What cute little creatures! – SQUASH!

The fur flies and crawls and bites

MSNBC has a story on the mink released near Seattle earlier this year. I posted on the story in September and followed up a couple of weeks ago, but this piece has a few interesting notes. Among them:

THE ESCAPEES STINK to high heaven, but that is the least of [Washington native] Weaver’s complaints. They have slaughtered dozens of his ducks and chickens, feasted on fingerling salmon in his creek and had the temerity to bite his dog in the throat. One of them leaped out of the shadows and scratched his arm. “For the size of the animal, I have never seen such a killer,” said Weaver, 48, a laid-off Boeing worker who now works as a fishing guide. “They are brutal little guys.”

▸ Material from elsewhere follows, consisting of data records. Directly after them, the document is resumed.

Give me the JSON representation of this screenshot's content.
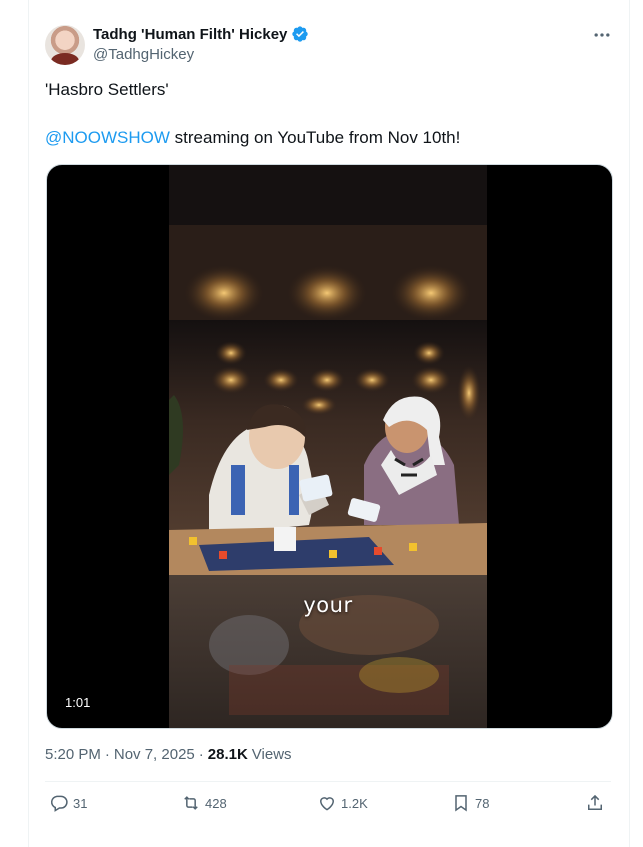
{
  "tweet": {
    "display_name": "Tadhg 'Human Filth' Hickey",
    "handle": "@TadhgHickey",
    "verified": true,
    "more_icon": "more-horizontal-icon",
    "text_line1": "'Hasbro Settlers'",
    "mention": "@NOOWSHOW",
    "text_line2_rest": " streaming on YouTube from Nov 10th!",
    "media": {
      "duration": "1:01",
      "caption": "your"
    },
    "meta": {
      "time": "5:20 PM",
      "separator1": "·",
      "date": "Nov 7, 2025",
      "separator2": "·",
      "views_count": "28.1K",
      "views_label": "Views"
    },
    "actions": {
      "replies": "31",
      "retweets": "428",
      "likes": "1.2K",
      "bookmarks": "78"
    }
  },
  "colors": {
    "accent": "#1d9bf0",
    "secondary_text": "#536471",
    "primary_text": "#0f1419"
  }
}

In the first few hours after the minks got loose, cars squashed a couple hundred of them. Kate Roesler, whose husband has helped run the fur farm here for 25 years, explained why so many minks ran into oncoming traffic.
“We feed them from motorized carts,” she said. “They have been conditioned to associate the sound of a motor with food.”


Jeffery Weaver, who owns a pair of night-vision goggles, has observed them adapting, with apparent aplomb, to life on the wild side.
He said he has sat up all night on his wooded, creek-braided three-acre property and, wearing his night-vision gear, watched minks nibble on ripe blackberries, catch small salmon and kill his ducks.

However, some of those that have eluded capture seem to be adapting.

“A few weeks ago, when they first got out, they were freaked,” Weaver said. “Now, some of them are starting to do quite well.”
Ruth Milner, district biologist for the Washington Department of Fish and Wildlife, agrees that some of the minks will probably be able to carve out a niche for themselves in the foothills of the Cascades. The area is laced with rivers and rich in fish, rodents and other small mammals upon which minks prey.
“There is a pretty brutal learning curve for predators in the wild,” Milner said. “But if they survive the first few months or get through the first winter, they’ll probably make it.”

I imagine that a number of the minks are going to make it through the winter and go on to live in the wild. The article notes that there are already wild mink in the area, so apparently the setting is good and if the escapees can be assimilated into the local population, they’ll have it made.

What if all 10,000 had remained on the loose, however? If residents are seeing (and smelling) trouble now, what would it be like with ten times as many of the little guys on the loose? More would have survived, based on the large number, but I doubt the percentage would be as high as it will now. And I doubt the percentage is going to be all that high the way it is.

While not at all apologizing for the fur industry, this is not the way to help. And as long as extremist groups like the Animal Liberation Front, who performed the break, carry on like this, the more level-headed proponents of animal rights are not going to be a able to make much headway.